La Règle du délai a un délai d’expiration !

22.10.2024

La règle du délai a un délai d’expiration !

Résolution adoptée lors de l'assemblée des délégué-e-s de la JS Suisse du 28 septembre 2024 à Giubiasco (TI)


À date du Safe Abortion Day 2024, le code pénal suisse interdit toujours l'avortement. La loi ne prévoit que des exceptions : il est possible d’avorter jusqu'à la 12e semaine de grossesse, après avoir fait valoir par écrit une situation de détresse. Les avortements ne peuvent être pratiqués que s'il existe un danger psychique ou physique pour la santé de la personne enceinte. Cette « règle du délai » a été adoptée par les votant·es en 2002 et est encore en vigueur aujourd’hui[1]. La Suisse dispose ainsi d’une des lois sur l’avortement les plus restrictives d’Europe et va à l’encontre des lignes directrices de l’OMS[2]. Toutes les tentatives de changer cet état de fait jusqu’ici n’ont amené à rien. Dernièrement, le Conseil national n’a pas donné suite à une initiative parlementaire visant à supprimer du code pénal l’article 118 alinéa 1 relatif à l’avortement[3].

Cela n’est pas surprenant, car la régulation de la reproduction est un outil important du maintien du pouvoir de l’État capitaliste patriarcal. Le système capitaliste exploite et renforce l’oppression des femmes, le contrôle des corps féminins étant depuis longtemps un instrument central de pouvoir.
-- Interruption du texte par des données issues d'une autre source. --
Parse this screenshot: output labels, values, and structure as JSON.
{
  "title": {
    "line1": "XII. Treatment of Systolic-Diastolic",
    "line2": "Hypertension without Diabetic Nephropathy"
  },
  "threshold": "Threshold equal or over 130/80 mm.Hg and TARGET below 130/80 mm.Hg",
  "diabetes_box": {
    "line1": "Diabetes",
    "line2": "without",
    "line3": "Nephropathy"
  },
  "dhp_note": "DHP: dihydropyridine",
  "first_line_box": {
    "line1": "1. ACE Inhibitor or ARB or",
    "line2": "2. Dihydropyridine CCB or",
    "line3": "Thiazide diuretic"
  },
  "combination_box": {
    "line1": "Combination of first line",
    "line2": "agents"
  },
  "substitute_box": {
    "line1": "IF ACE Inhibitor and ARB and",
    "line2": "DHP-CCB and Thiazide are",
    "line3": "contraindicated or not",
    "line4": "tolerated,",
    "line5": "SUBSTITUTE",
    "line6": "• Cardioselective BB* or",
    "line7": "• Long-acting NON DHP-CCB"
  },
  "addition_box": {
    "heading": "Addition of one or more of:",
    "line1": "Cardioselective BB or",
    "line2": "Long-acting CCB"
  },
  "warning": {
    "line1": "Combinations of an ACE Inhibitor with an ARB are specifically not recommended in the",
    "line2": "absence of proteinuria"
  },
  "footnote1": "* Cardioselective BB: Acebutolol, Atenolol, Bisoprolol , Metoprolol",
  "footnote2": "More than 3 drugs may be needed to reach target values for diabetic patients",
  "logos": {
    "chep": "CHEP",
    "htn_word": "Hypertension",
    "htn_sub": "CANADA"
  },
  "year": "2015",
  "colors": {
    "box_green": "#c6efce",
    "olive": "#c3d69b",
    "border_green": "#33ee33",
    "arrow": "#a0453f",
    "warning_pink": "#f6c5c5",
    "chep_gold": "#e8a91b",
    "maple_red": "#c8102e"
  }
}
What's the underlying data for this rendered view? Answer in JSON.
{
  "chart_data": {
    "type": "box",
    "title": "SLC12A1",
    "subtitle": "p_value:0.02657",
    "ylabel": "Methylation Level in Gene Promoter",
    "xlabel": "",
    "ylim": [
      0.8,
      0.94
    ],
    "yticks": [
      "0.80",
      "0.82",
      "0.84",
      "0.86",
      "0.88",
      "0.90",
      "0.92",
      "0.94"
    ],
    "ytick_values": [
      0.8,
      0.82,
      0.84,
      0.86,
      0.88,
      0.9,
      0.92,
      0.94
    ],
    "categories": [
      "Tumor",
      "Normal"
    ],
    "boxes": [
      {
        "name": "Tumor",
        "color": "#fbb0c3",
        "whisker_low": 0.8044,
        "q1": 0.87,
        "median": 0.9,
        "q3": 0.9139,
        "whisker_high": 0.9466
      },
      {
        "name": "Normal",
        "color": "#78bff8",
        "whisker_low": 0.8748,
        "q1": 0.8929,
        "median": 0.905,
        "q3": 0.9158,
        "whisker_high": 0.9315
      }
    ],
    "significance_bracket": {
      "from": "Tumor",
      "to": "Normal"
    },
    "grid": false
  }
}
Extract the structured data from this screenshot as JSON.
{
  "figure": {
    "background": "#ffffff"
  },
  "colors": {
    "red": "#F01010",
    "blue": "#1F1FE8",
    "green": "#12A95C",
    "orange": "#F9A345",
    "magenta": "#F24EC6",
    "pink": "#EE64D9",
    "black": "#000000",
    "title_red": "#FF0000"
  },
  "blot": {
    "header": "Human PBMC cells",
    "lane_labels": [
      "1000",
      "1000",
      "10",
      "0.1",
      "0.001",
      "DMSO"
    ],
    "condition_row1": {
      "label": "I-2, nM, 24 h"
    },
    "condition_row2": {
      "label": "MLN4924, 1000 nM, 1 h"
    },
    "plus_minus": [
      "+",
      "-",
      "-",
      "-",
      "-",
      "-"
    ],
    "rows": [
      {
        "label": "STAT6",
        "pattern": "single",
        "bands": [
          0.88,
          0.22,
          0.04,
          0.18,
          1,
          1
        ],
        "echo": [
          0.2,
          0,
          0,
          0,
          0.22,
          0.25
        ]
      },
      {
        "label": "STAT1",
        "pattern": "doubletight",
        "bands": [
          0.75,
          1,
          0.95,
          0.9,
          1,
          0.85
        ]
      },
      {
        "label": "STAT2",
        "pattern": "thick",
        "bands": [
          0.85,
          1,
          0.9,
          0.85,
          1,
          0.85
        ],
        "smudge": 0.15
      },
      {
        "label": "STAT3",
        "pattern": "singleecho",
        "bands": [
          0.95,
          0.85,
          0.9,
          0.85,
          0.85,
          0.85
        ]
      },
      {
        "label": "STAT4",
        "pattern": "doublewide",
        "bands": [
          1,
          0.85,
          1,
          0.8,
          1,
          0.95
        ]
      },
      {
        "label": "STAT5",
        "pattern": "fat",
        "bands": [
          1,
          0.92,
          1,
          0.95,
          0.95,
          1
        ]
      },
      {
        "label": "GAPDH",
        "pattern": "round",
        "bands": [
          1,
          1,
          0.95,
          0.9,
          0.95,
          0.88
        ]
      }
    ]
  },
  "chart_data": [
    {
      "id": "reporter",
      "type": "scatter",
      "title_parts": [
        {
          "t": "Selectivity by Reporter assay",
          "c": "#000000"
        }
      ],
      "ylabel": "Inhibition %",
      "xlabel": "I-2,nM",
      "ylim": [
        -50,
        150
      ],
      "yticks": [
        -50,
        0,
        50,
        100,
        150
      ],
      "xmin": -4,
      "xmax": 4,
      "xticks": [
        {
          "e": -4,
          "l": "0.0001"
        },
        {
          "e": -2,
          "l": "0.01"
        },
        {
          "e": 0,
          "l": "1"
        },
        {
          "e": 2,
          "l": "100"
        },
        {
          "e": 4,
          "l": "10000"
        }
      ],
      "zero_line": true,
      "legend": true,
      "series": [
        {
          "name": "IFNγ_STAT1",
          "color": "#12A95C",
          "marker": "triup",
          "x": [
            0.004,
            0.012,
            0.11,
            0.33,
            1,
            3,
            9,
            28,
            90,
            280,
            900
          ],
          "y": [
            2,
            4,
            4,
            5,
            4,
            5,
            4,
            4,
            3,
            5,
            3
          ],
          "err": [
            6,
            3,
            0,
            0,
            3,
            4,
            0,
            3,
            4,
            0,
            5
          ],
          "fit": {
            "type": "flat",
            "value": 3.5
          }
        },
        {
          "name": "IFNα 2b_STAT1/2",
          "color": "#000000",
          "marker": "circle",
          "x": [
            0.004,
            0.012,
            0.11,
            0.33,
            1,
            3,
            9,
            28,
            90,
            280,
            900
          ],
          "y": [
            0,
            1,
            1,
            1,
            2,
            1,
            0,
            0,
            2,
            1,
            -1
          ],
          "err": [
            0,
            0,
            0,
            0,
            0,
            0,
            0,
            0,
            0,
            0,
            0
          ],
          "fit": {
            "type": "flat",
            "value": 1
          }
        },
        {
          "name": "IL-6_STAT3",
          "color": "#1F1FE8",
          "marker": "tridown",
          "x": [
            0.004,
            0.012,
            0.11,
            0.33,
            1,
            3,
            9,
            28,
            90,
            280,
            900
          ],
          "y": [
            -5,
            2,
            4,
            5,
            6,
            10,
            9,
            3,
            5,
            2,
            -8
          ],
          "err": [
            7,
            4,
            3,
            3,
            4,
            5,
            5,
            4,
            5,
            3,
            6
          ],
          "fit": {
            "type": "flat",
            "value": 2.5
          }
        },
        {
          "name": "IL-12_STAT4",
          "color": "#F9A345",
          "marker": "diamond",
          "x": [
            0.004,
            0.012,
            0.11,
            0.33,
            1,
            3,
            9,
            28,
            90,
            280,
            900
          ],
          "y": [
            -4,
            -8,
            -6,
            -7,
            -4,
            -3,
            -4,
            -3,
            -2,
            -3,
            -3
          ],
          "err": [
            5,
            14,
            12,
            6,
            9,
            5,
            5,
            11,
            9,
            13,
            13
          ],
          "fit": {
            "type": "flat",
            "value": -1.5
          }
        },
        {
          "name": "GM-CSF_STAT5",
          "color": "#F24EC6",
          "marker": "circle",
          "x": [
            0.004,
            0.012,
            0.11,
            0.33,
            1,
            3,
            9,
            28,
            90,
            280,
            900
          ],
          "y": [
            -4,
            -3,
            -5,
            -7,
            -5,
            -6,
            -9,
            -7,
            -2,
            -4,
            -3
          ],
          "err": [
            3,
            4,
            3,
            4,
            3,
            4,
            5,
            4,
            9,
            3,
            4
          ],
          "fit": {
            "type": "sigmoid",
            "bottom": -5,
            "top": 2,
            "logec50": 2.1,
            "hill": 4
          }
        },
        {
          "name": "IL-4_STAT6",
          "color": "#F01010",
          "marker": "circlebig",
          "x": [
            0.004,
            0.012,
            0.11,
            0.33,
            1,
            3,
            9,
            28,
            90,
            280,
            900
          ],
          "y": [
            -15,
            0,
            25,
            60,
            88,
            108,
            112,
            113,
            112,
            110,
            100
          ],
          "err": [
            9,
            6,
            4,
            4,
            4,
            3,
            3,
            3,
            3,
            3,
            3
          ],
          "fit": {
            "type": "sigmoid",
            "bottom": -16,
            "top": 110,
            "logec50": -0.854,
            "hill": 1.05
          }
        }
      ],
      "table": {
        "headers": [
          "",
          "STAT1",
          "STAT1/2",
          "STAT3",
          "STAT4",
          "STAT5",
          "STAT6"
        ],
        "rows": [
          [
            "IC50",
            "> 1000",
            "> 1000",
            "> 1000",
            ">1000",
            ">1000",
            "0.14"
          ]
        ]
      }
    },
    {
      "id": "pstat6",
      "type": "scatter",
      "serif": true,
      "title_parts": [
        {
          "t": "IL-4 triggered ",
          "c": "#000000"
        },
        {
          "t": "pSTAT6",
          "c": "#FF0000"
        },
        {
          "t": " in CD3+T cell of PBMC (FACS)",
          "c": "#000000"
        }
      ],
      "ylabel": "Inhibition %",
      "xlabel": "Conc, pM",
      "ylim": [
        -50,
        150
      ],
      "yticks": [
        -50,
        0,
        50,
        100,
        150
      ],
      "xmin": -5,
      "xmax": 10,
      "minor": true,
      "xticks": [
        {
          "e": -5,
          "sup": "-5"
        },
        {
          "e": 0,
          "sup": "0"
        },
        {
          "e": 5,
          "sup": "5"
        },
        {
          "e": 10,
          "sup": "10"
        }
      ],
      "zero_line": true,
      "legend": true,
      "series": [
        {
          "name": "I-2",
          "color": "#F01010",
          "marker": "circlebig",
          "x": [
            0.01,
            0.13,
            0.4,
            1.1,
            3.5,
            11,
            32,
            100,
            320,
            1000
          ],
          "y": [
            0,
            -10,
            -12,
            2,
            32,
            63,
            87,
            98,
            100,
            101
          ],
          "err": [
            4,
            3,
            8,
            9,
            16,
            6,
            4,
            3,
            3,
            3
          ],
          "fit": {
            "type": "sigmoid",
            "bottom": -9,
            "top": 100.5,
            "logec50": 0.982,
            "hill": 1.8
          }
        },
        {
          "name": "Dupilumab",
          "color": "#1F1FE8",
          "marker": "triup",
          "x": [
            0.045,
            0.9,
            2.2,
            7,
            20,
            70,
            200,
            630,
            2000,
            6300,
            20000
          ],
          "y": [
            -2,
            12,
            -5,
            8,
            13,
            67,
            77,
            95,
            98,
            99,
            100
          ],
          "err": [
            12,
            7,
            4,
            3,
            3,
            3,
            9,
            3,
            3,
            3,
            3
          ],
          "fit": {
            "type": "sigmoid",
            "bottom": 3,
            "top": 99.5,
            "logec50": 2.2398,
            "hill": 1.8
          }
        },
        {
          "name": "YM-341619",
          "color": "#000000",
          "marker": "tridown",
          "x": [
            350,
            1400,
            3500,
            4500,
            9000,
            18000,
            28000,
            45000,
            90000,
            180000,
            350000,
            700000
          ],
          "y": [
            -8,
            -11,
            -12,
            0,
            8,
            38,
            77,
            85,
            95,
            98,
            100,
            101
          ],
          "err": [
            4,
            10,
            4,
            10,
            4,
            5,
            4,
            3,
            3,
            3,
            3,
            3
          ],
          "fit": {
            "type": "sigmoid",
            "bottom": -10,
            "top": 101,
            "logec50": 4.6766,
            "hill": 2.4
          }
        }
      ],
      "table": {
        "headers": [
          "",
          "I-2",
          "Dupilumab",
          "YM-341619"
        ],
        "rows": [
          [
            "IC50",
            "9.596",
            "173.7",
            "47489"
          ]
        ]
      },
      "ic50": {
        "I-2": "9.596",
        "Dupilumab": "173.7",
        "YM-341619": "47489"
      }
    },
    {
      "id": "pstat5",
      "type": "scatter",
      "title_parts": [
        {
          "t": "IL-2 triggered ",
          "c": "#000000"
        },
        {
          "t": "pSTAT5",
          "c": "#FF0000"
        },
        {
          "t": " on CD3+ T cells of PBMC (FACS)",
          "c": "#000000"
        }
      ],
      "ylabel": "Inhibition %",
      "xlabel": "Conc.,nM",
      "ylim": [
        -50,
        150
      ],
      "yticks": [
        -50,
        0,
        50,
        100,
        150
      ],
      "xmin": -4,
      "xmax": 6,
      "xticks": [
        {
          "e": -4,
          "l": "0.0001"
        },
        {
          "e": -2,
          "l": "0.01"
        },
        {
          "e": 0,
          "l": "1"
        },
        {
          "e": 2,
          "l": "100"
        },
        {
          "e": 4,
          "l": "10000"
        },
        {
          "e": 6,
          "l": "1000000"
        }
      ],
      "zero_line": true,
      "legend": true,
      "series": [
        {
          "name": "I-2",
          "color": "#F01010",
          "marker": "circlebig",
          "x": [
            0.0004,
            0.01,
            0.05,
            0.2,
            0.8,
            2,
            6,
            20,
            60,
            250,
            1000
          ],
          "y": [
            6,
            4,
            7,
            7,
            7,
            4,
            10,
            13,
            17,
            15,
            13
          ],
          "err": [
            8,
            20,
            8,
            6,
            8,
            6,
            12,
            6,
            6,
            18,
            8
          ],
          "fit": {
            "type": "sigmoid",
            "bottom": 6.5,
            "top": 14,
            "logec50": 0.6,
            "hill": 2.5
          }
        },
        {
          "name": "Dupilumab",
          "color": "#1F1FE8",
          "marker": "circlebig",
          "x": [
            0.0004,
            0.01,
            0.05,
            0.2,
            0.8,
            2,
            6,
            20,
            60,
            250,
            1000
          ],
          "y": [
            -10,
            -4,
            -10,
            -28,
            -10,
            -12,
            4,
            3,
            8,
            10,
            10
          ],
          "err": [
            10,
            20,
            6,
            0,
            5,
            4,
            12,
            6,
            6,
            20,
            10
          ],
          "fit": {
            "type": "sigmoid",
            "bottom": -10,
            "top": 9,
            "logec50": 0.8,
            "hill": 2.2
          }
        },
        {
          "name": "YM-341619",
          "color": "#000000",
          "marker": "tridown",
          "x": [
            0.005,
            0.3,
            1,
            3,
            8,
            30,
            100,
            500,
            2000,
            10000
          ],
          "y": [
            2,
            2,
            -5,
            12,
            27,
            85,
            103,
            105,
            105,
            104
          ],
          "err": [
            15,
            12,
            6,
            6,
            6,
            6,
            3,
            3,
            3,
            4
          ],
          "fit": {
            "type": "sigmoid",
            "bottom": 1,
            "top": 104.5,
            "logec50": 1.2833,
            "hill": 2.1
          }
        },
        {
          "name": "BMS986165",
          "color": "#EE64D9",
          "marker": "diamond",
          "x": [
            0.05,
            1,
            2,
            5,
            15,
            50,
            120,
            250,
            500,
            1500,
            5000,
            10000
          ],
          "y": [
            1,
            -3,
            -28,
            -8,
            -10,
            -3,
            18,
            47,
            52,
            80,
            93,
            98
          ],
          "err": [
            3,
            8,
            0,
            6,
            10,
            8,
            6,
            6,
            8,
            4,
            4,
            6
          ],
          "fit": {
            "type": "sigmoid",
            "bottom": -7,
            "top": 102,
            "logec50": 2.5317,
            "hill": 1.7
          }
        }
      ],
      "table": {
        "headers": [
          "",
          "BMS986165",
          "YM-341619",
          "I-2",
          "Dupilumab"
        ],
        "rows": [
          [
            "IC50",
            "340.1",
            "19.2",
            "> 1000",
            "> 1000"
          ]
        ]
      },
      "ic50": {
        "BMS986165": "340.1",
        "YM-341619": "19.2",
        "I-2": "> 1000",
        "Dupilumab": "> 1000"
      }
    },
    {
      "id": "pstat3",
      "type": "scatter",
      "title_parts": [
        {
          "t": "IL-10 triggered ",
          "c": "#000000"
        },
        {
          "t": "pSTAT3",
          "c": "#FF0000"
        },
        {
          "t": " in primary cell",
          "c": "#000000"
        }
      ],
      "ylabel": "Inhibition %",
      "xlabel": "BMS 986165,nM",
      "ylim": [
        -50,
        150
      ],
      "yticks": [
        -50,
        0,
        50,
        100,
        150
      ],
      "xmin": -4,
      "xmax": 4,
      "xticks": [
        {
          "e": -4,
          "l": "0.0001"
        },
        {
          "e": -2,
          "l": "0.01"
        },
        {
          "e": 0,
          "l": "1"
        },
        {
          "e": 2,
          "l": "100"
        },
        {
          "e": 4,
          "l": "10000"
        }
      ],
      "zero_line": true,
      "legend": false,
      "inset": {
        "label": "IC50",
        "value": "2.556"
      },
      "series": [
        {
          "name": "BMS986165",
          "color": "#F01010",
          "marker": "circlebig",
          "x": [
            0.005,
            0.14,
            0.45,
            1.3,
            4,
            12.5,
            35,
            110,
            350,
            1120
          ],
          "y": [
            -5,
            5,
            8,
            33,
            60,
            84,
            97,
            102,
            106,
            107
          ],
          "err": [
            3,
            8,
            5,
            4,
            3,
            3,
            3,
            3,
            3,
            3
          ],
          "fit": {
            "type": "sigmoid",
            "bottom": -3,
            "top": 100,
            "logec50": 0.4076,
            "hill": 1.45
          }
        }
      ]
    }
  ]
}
Sous la modernité capitaliste, les États recourent au contrôle de la reproduction biologique et sociale et font ainsi des personnes capables de procréer une « ressource biopolitique »[4]. Hier comme aujourd’hui, les États instituent divers moyens pour la régulation de la reproduction, de la stérilisation forcée aux programmes de contrôle des naissances jusqu’à des lois restrictives sur l’avortement. De telles mesures appartiennent souvent à une stratégie politique de contrôle de la population visant soit à augmenter soit à baisser le taux de naissances, à contrôler certains groupes de population ou à mettre en place des normes conçues[5]. Le contrôle des corps féminins ne sert donc pas uniquement au maintien des structures patriarcales, mais également à la stabilisation des rapports de pouvoir au sein d’un système capitaliste et impérialiste. Les droits reproductifs sont cruciaux lorsqu’il s’agit de mettre fin aux structures d’oppression.

Depuis des décennies déjà, des féministes se battent pour ces droits et ont pu obtenir plusieurs victoires en la matière. Il nous revient donc de continuer à développer à partir de celles-ci, tout en luttant pour éviter de nouveaux reculs sur les droits existants. La droite conservatrice, dont les fondamentalistes chrétiens, font tout pour réduire les droits à l’avortement. Jusqu’ici, nous sommes parvenu·es à repousser chacune de leurs attaques avec succès[6]. C’est au moins clair à présent : ces forces réactionnaires sont une minorité bruyante et la majorité de la population suisse souhaite regarder vers l’avant, pas vers l’arrière.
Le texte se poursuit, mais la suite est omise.